Siphon 0.5.0 has been released with a few improvements and features:
- The datasets and catalog references can now be grabbed from their collections by position (index) (as well as by name).
- Collections of datasets and catalog references now have helper functions that allow extracting a time range or item closest to a time, assuming the entries have appropriately formatted times in the names.
- Datasets gained functions that simplify setting up access over various TDS services
- A catalog with a latest dataset now has a
latest
attribute that points directly to this dataset
Full releases notes are available on the GitHub Release page
Siphon packages are available for Conda on the conda-forge channel, and for pip from the Python Package Index.
Let us know if you run into any problems, either at Siphon's issue tracker, or on the Unidata python-users list.
Specific examples of new APIs
Two of the main improvements to the Siphon API are access to the collection of datasets directly by numeric index and simplified methods for using different data access methods. So before in Siphon one might do:
cat = TDSCatalog('http://thredds.ucar.edu/thredds/catalog/grib/'
'NCEP/GFS/Global_0p25deg/catalog.xml')
ds = list(cat.datasets.values())[0]
ncss = NCSS(ds.access_urls['NetcdfSubset'])
This becomes:
cat = TDSCatalog('http://thredds.ucar.edu/thredds/catalog/grib/'
'NCEP/GFS/Global_0p25deg/catalog.xml')
ds = cat.datasets[0]
ncss = ds.subset()
Similarly, for OPeNDAP or CDMRemote access, you now can do:
nc = ds.remote_access()
where nc
is a netCDF4-python Dataset
object (or similar for CDMRemote).
By default this uses CDMRemote where available (since it's built into Siphon),
but will fall-back to OPeNDAP (or can be manually selected).
There is also support for getting a file-like object for accessing the raw data using HTTP, or just downloading the file locally:
fobj = ds.remote_open()
# Download locally
ds.download('local/file/path')
Siphon has also simplified access to the automatically resolved latest dataset identified on THREDDS servers.
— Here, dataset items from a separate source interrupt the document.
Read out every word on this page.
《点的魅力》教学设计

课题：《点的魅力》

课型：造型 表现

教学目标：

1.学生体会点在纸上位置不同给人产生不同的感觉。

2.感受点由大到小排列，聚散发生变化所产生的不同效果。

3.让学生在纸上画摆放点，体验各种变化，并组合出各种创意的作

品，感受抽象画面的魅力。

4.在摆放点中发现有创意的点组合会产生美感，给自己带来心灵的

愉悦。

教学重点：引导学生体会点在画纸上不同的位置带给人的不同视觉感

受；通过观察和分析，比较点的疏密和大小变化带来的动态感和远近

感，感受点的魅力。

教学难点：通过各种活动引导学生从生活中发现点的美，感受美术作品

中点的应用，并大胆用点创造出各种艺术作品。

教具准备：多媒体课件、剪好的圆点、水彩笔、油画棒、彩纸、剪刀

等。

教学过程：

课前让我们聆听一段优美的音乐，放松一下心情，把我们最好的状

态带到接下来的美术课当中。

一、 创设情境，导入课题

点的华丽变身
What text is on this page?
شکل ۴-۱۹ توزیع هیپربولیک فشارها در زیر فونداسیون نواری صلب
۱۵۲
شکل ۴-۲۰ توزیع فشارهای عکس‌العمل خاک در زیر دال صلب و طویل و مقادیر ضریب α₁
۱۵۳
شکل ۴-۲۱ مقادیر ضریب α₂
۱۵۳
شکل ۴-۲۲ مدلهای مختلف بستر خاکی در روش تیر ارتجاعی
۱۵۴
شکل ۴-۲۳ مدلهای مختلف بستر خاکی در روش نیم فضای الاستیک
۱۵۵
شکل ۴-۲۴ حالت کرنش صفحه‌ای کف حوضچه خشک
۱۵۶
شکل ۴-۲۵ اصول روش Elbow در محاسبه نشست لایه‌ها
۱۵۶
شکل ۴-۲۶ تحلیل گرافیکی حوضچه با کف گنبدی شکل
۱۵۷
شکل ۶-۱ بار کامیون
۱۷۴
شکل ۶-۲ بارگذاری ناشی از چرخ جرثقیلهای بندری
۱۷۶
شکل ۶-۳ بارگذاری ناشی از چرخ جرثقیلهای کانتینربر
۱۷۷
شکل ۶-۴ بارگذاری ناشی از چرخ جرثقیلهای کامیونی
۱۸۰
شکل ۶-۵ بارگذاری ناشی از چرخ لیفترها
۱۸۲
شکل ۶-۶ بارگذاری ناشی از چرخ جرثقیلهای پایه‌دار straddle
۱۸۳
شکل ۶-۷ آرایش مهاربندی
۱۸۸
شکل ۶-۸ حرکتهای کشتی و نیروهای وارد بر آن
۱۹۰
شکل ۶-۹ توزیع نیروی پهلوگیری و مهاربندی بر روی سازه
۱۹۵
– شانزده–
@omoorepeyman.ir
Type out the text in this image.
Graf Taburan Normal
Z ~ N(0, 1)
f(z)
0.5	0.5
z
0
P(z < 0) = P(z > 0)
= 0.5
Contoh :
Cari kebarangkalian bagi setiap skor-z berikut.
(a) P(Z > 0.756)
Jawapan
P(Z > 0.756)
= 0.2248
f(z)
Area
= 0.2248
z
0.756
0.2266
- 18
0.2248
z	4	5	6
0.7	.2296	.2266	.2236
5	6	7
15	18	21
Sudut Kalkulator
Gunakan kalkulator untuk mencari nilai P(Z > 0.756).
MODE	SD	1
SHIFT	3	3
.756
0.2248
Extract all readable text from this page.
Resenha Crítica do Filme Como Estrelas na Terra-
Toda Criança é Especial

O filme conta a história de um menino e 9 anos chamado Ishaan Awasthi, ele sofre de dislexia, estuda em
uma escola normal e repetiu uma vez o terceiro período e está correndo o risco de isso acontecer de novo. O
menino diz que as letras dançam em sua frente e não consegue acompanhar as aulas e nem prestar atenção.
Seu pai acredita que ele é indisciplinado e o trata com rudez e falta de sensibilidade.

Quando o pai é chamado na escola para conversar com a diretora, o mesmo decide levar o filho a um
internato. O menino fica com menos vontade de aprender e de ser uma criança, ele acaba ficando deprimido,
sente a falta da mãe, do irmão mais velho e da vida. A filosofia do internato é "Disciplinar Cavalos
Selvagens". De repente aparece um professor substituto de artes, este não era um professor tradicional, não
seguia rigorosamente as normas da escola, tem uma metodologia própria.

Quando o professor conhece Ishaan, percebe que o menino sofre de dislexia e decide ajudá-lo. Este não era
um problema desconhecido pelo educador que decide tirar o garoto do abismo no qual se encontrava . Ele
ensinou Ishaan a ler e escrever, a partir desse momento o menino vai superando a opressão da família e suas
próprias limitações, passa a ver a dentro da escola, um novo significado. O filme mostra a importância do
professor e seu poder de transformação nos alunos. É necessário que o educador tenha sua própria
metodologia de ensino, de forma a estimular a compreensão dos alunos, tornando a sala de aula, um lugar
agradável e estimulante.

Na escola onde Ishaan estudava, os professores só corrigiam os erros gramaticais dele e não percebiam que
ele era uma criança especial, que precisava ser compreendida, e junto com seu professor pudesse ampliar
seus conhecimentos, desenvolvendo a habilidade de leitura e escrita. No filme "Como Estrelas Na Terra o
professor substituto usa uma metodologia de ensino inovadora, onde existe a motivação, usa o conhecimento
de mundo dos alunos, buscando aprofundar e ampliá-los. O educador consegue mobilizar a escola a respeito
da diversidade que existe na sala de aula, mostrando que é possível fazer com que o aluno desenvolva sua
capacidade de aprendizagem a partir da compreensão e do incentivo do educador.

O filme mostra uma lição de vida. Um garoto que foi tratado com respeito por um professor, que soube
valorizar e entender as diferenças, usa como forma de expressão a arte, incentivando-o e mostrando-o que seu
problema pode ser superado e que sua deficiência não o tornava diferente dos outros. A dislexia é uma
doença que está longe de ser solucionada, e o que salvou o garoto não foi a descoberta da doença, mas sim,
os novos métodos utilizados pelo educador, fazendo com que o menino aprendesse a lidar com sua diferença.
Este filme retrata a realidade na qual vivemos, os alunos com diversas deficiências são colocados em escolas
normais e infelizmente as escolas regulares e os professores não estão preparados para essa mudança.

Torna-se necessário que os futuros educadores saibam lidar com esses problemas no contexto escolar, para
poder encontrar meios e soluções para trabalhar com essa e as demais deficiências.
Previously, this involved manually finding the latest within the collection of datasets, or using the helper function as:
latest_opendap = get_latest_access_url('http://thredds.ucar.edu/thredds/catalog/grib/'
'NCEP/GFS/Global_0p25deg/catalog.xml', 'OPENDAP')
nc = Dataset(latest_opendap)
This now becomes:
cat = TDSCatalog('http://thredds.ucar.edu/thredds/catalog/grib/'
'NCEP/GFS/Global_0p25deg/catalog.xml')
nc = cat.latest.remote_access()
Siphon has also gained the ability to filter particular datasets from those in the catalog using dates and times. This relies on extracting times from the names using an assumed time format (defaults to YYYYMMDD_HHMM). So now users can do:
cat = TDSCatalog('http://thredds.ucar.edu/thredds/catalog/grib/'
'NCEP/GFS/Global_0p25deg/catalog.xml')
# Find the run closest to 6 hours ago
time = datetime.utcnow() - timedelta(hours=6)
ds = cat.filter_time_nearest(time)
# Find all runs from the last day
end = datetime.utcnow()
start = end - timedelta(days=1)
datasets = cat.filter_time_range(start, end)
It is possible to pass a custom regular expression to support other time formats.